Grammar of graphics:

  • Proposed by Leland Wilkinson in 2005
  • Framework that enables description of components of any graph
  • It is NOT a framework for effective visualization

ggplot2:

  • Developed by Hadley Wickham
  • Leverages the layered grammar of graphics proposed in Wickham (2010)
  • Focuses on a layered approach to describe and construct graphs
  • Most of the time you will work with aesthetic mappings and geometric objects

Requirements

You will need to load two packages

library(EVR628tools)
library(tidyverse)

Goal

Recall the data_lionfish data:

glimpse(data_lionfish)
Rows: 109
Columns: 9
$ id              <chr> "001-Po-16/05/10", "002-Po-29/05/10", "003-Pd-29/05/10…
$ site            <chr> "Paraiso", "Paraiso", "Pared", "Canones", "Canones", "…
$ lat             <dbl> 20.48361, 20.48361, 20.50167, 20.47694, 20.47694, 20.5…
$ lon             <dbl> -87.22611, -87.22611, -87.21167, -87.23278, -87.23278,…
$ total_length_mm <dbl> 213, 124, 166, 203, 212, 210, 132, 122, 224, 117, 211,…
$ total_weight_gr <dbl> 112.70, 27.60, 52.30, 123.10, 129.00, 138.75, 50.29, 1…
$ size_class      <chr> "large", "medium", "medium", "large", "large", "large"…
$ depth_m         <dbl> 38.1, 27.9, 18.5, 15.5, 15.0, 22.7, 13.4, 18.5, 18.2, …
$ temperature_C   <dbl> 28, 28, 28, 28, 28, 29, 29, 29, 29, 29, 28, 28, 28, 28…

Goal

Steps to Build a Plot with ggplot2

  1. Specify your data
  2. Specify your x (and y) axis aesthetic mappings
  3. Specify your geometric representation
  4. Modify geoms as needed (optional)
  5. Modify your labels as needed

1. Specify the Data

ggplot(data = data_lionfish)

2. Specify the aesthetics

ggplot(data = data_lionfish,
       mapping = aes(x = depth_m))

2. Specify the aesthetics

ggplot(data = data_lionfish,
       mapping = aes(x = depth_m, y = total_length_mm))

3. Specify the geometric Representation

ggplot(data = data_lionfish,
       mapping = aes(x = depth_m, y = total_length_mm)) +
  geom_point()

4. Modify Geoms as Needed

ggplot(data = data_lionfish,
       mapping = aes(x = depth_m, y = total_length_mm)) +
  geom_point(shape = 21, fill = "steelblue", size = 2)

5. Modify Labels as Needed

ggplot(data = data_lionfish,
       mapping = aes(x = depth_m, y = total_length_mm)) +
  geom_point(shape = 21, fill = "steelblue", size = 2) +
  labs(x = "Depth (m)")

5. Modify Labels as Needed

ggplot(data = data_lionfish,
       mapping = aes(x = depth_m, y = total_length_mm)) +
  geom_point(shape = 21, fill = "steelblue", size = 2) +
  labs(x = "Depth (m)",
       y = "Total length (mm)",
       title = "Body length and depth",
       subtitle = "Larger fish tend to live deeper",
       caption = "Source EVR628tools::data_lionfish")

Resources

Let’s get coding

Exercises

My guide for live coding

References

Jambor, Helena Klara. 2025. “A Checklist for Designing and Improving the Visualization of Scientific Data.” Nat.
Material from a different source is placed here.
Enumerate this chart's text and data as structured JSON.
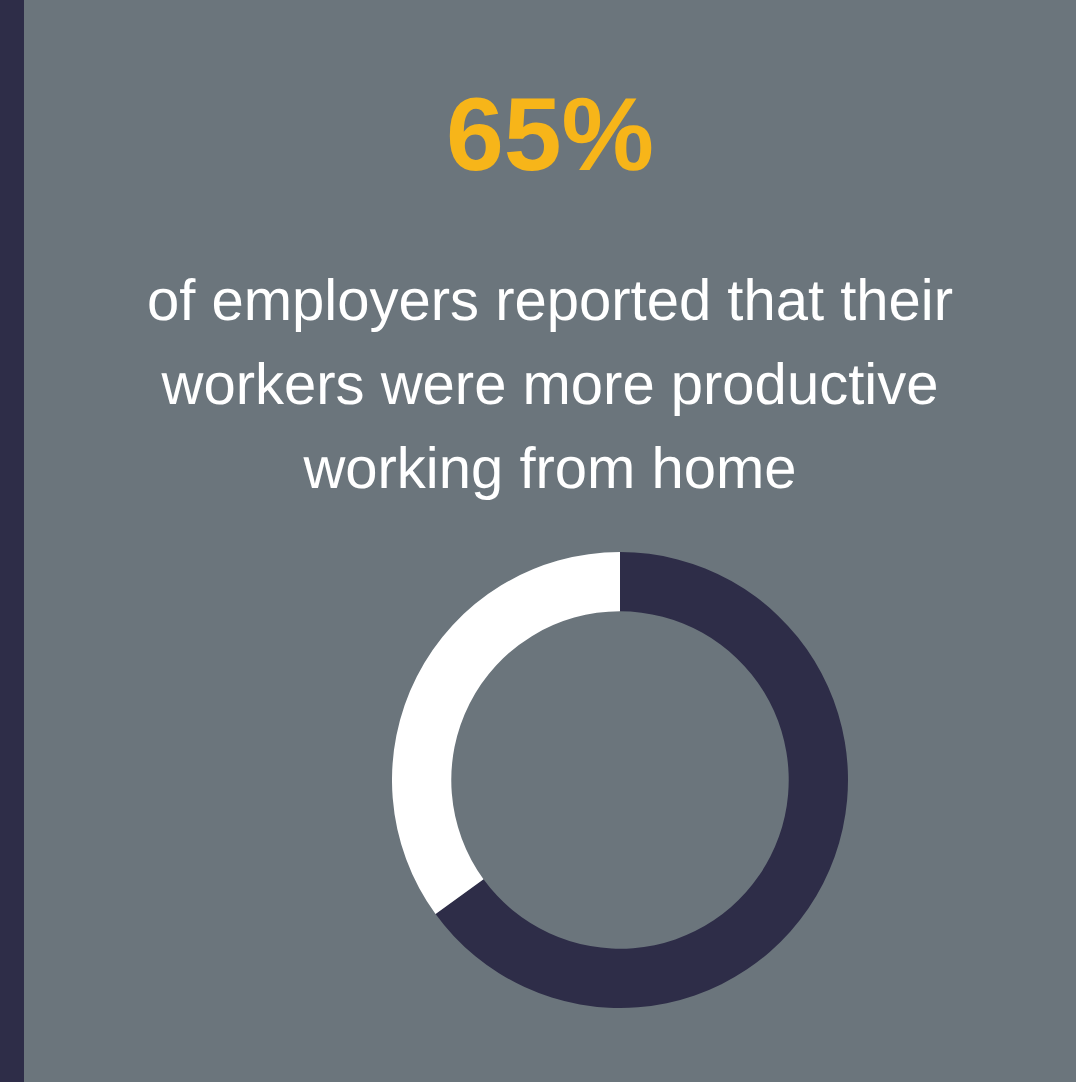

Cell Biol. 27 (June): 879–83.
Wickham, Hadley. 2010. “A Layered Grammar of Graphics.” Journal of Computational and Graphical Statistics 19 (1): 3–28. https://doi.org/10.1198/jcgs.2009.07098.
Wickham, Hadley, Mine Cetinkaya-Rundel, and Garrett Grolemund. 2023. R for Data Science: Import, Tidy, Transform, Visualize, and Model Data. 2nd ed. Sebastopol, CA: O’Reilly Media.